En 1939, il s’éleva contre la misère économique des Indigènes et le « mépris général où le colon (tenait) le malheureux peuple de ce pays »” ». Il écrivait dans la revue Ensemble de Ferhat Abbas, défendait son ami Messali Hadj dont des partisans étaient arrêtés et publia Misère de la Kabylie sur Alger républicain.

En 1945 ce fut l’un des rares Journalistes à se rendre à Sétif et à dénoncer le massacre fait aux musulmans. Il n’épargna aucun camp.

En janvier 1956, il appela à une trêve et se rendit à Alger ou les Pieds-Noirs l’accueillirent par des insultes et en octobre 1957, dans un texte peu connu publié dans la revue Révolution Prolétarienne, il condamna les attaques des syndicats proches du MNA par le FLN : « A chaque militant qui tombe, l’avenir s’enfonce un peu plus dans la nuit. Il faut le dire, au moins, et le plus haut possible, pour empêcher que l’anti colonialisme devienne la bonne conscience qui justifie tout, et d’abord les tueurs. »

Il accusait par ailleurs le FLN d’avoir écarté le Parti communiste alors qu’il était le plus apte à rallier des Européens à la cause de l’indépendance, lui reprocha de mépriser Ferhat Abbas et de mener une guerre sans merci contre le MNA. Le journaliste Faris Lounis qui analysa l’excellent ouvrage de l’écrivain Tarik Djerroud, Albert Camus et le FLN publié en 2022 aux éditions Erick Bonnier écrit à ce sujet : « Djerroud le dit clairement : la dénonciation du colonialisme français par Camus restait réformiste, dans le sens d’une égalité politique et juridique entre tous les citoyens d’Algérie, sans distinction de religion et d’appartenance communautaire, cela dans le respect total et inconditionnel des différences linguistiques, religieuses et sociales.
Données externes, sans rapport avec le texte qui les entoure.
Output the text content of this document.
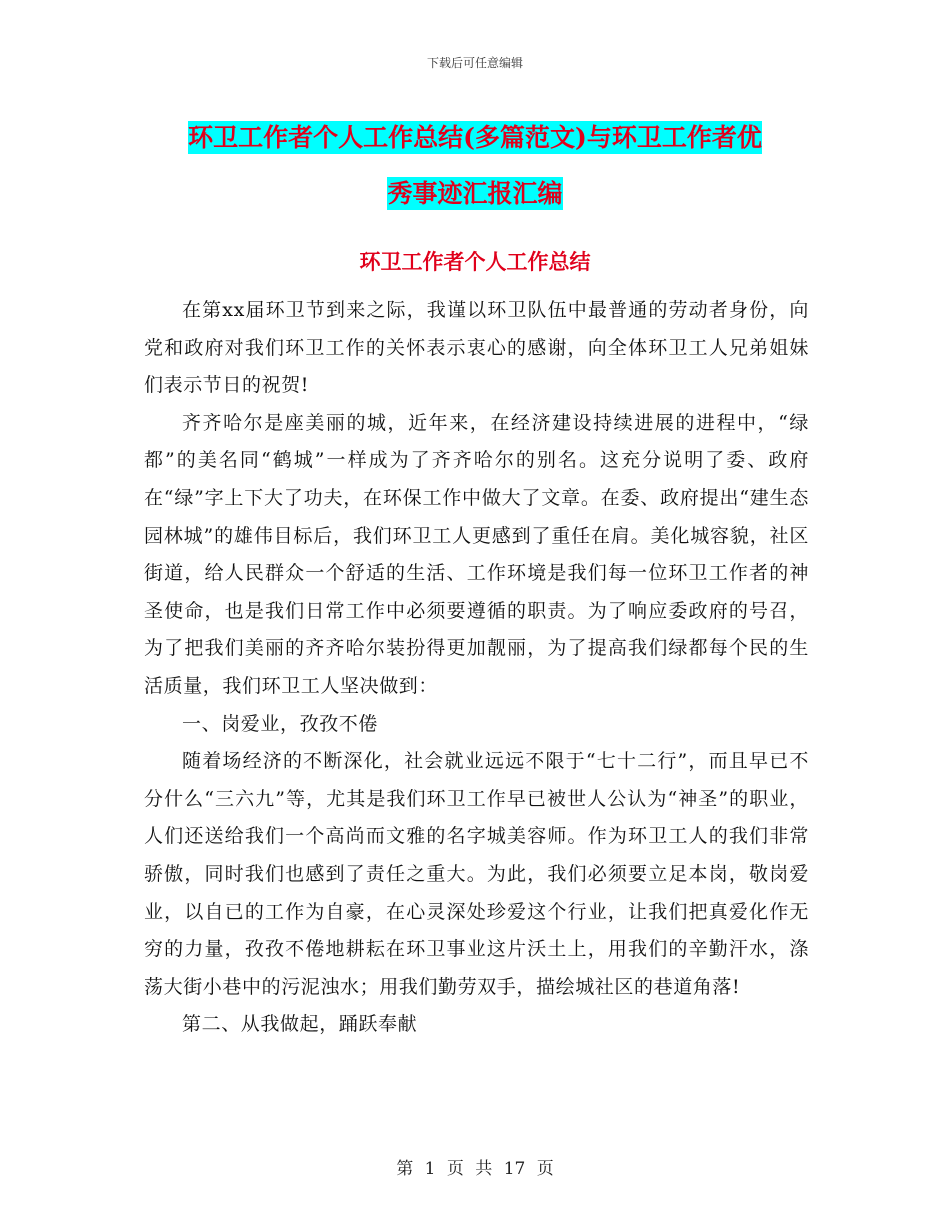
下载后可任意编辑
环卫工作者个人工作总结(多篇范文)与环卫工作者优
秀事迹汇报汇编
环卫工作者个人工作总结

在第xx届环卫节到来之际，我谨以环卫队伍中最普通的劳动者身份，向党和政府对我们环卫工作的关怀表示衷心的感谢，向全体环卫工人兄弟姐妹们表示节日的祝贺!

齐齐哈尔是座美丽的城，近年来，在经济建设持续进展的进程中，“绿都”的美名同“鹤城”一样成为了齐齐哈尔的别名。这充分说明了委、政府在“绿”字上下大了功夫，在环保工作中做大了文章。在委、政府提出“建生态园林城”的雄伟目标后，我们环卫工人更感到了重任在肩。美化城容貌，社区街道，给人民群众一个舒适的生活、工作环境是我们每一位环卫工作者的神圣使命，也是我们日常工作中必须要遵循的职责。为了响应委政府的号召，为了把我们美丽的齐齐哈尔装扮得更加靓丽，为了提高我们绿都每个民的生活质量，我们环卫工人坚决做到：

一、岗爱业，孜孜不倦

随着场经济的不断深化，社会就业远远不限于“七十二行”，而且早已不分什么“三六九”等，尤其是我们环卫工作早已被世人公认为“神圣”的职业，人们还送给我们一个高尚而文雅的名字城美容师。作为环卫工人的我们非常骄傲，同时我们也感到了责任之重大。为此，我们必须要立足本岗，敬岗爱业，以自已的工作为自豪，在心灵深处珍爱这个行业，让我们把真爱化作无穷的力量，孜孜不倦地耕耘在环卫事业这片沃土上，用我们的辛勤汗水，涤荡大街小巷中的污泥浊水；用我们勤劳双手，描绘城社区的巷道角落!

第二、从我做起，踊跃奉献

第 1 页 共 17 页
Ce rêve de justice et de fraternité avait sa grande part d’illusions, perdues peut-être par avance ! Cette aspiration à un dépassement du système colonial passait aussi par l’appel à remédier sans tarder à la détresse économique du plus grand nombre, notamment avec « Misère de la Kabylie »…. Djerroud y voit un engagement sincère de Camus pour les droits et besoins humains les plus élémentaires, et en premier lieu la justice… Djerroud brosse ainsi le portrait d’un Camus non pas « colonialiste » ou « paternaliste », mais humaniste, inquiet et incertain, cherchant, depuis le milieu européen pauvre dont il est issu, sa place face à l’altérité des colonisés. Il voulait faire entendre la voix des damnés de cette terre, dont il n’a cessé de célébrer la beauté et la grandeur. »

Ainsi, à la différence de Jean Amrouche partagé entre l’amour mythique qu’il vouait à la France des lumières et les racines berbères qui irriguaient profondément sa vie 7 et sa culture, Albert Camus n’idolâtrait pas la France. Dans sa jeunesse, lors de ses premiers voyages en Europe, il écrivait sur les fiches d’identité des hôtels où il résidait, à la rubrique nationalité, Algérien. Pour Camus, il y avait, avant la France, les pieds-noirs pauvres comme sa famille, espagnols, italiens, maltais, le tout symbolisé par sa mère. symbolisée dans par sa mère.

Ces pieds-noirs constituaient avec les musulmans la masse des travailleurs algériens. Leur seul privilège était d’être Européens, ce qui ne changeait rien à leur statut social.

L’historien Jean-Jacques Jordan écrit à ce sujet : “Il existait en Algérie comme sans aucun doute en France une sorte de “hiérarchie” plus ou moins bien définie parmi les populations. En haut de l’échelle, le Français de France, en bas l’Arabe musulman, et entre deux, selon les régions et surtout les époques, les Français d’origine allemande, espagnole, italienne, maltaise, les Juifs, les Kabyles” C’est ce choix indéfectible du pays natal et de la mère qui valut à Albert Camus, malgré son talent et son prix Nobel, d’être rejeté par l’intelligentsia française y compris par son ami Jean-Paul Sartre qui le traitait de « petit voyou d’Algérie ».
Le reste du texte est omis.